A review of the facility’s P&P titled, “Charting and Documentation,” revised 7/2017, the P&P indicated, “All services provided to the resident, progress toward the care plan goals, or any changes to the resident’s medical, physical, functional, or psychosocial condition, shall be documented in the resident’s medical record. The medical should facilitate communication between the IDT regarding the resident’s condition and response to care.” The P&P indicated, “Documentation in the medical record will be objective (not opinionated or speculative), complete, and accurate.”

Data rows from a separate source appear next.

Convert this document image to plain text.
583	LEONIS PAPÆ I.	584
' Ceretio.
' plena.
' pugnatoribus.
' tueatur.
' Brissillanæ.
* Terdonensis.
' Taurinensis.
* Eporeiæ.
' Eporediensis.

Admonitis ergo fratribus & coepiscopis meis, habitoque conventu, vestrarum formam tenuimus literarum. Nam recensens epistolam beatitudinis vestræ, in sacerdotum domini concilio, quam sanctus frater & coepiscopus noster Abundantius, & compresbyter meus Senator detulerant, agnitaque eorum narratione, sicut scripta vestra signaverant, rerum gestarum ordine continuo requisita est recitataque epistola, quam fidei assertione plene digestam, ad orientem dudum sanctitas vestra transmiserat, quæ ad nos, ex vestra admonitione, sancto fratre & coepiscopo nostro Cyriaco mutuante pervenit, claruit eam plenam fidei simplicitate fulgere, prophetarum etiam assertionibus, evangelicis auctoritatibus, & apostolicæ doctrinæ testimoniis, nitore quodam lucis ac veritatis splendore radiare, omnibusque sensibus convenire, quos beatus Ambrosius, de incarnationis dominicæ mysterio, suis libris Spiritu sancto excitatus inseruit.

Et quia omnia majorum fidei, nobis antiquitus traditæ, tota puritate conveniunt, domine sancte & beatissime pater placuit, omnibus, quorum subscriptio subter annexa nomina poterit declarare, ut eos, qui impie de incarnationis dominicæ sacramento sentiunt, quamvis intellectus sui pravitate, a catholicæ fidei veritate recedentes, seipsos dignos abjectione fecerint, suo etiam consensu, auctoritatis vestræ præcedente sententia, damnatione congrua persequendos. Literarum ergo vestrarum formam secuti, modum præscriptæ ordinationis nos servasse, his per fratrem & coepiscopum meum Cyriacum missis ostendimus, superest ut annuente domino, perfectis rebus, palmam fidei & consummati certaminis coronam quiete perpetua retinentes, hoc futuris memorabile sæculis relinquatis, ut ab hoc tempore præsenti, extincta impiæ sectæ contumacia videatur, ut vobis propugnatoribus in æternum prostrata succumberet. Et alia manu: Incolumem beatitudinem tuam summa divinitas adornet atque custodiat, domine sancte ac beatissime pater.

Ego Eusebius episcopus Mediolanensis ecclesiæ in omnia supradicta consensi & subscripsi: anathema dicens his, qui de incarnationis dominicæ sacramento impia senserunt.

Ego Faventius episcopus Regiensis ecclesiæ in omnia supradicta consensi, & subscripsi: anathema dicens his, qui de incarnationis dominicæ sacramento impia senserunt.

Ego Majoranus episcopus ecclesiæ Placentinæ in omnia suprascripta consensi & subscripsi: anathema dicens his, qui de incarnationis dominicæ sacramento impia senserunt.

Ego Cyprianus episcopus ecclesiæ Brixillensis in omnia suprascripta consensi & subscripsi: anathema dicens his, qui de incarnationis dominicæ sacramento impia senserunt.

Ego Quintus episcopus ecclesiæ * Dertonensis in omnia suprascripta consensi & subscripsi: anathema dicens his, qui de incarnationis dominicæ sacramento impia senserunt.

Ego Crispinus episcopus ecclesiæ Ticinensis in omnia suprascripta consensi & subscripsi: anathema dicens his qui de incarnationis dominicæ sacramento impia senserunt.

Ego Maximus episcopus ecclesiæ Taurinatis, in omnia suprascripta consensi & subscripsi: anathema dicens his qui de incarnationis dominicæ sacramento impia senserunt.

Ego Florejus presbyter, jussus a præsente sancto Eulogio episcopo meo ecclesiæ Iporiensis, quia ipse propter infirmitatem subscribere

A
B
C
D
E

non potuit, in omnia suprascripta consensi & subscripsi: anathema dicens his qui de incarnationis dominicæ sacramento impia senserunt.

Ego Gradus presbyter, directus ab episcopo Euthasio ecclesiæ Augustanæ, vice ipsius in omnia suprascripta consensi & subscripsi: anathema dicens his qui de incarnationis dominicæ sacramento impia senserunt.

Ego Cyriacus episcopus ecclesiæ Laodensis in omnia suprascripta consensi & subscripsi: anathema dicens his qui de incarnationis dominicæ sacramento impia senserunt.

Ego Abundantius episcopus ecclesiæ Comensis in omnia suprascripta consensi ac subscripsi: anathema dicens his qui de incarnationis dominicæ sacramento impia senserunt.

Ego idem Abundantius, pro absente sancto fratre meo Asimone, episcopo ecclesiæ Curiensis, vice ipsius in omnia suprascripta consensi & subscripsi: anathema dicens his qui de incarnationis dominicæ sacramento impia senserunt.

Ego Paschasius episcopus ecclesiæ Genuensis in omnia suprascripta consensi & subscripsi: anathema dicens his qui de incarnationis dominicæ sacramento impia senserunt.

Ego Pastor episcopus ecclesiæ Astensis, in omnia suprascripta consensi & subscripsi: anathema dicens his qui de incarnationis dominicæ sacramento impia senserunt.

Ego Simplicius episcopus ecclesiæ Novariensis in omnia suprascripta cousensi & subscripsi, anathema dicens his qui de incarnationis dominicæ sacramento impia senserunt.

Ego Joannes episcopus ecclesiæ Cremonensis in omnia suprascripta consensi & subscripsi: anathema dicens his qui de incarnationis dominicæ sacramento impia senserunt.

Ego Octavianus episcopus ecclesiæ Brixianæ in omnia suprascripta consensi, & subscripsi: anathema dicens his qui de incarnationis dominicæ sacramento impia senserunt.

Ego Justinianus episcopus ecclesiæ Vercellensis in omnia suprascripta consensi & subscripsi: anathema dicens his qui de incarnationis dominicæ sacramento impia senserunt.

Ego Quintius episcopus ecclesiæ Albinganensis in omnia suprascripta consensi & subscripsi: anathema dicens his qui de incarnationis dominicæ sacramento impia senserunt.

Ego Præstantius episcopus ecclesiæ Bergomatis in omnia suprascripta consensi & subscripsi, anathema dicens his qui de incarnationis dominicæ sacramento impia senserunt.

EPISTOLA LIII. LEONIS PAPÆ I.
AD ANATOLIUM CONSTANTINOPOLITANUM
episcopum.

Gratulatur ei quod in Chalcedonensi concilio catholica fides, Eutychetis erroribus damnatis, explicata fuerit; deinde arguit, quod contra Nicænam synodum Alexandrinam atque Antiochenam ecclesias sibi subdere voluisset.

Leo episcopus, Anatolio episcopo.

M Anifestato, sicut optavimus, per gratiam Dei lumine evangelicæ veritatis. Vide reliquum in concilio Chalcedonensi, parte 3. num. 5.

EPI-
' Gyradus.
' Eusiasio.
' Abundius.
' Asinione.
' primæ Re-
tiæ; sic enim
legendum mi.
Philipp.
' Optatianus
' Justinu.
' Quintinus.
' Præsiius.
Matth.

The facility failed to recognize, assess, and provide effective pain management to Resident 3, according to Resident 3’s untitled CP and the facility's P&P titled, "Pain- Clinical Protocol," "Changes in Resident Condition," and “Charting and Documentation.”
The facility failed to:
1. Ensure LVN 4 accurately assessed and documented Resident 3's pain score on 3/6/2025 at 1:50 pm when LVN 4 gave Resident 3 Tylenol.
2. Ensure LVN 4 gave the appropriate pain medication to treat Resident 3's pain level of 9 out of 10 on 3/6/2025 at 1:50 pm, instead of Tylenol.
3. Ensure LVN 4 notified Resident 3’s primary care physician (PCP) of Resident 3’s pain level of 9 out of 10 and obtained appropriate pain medication order.
These failures resulted in Resident 3 experiencing severe pain on 3/6/25. Resident 3 hid under Resident 3's blankets, shaking, crying, and stated, "I want to die I'm in so much pain." These failures had the potential to cause Resident 3 psychosocial harm and cause a decline in health.
These violations, jointly, separately, or in any combination, had a direct or immediate relationship to the health, safety, or security of Resident 3.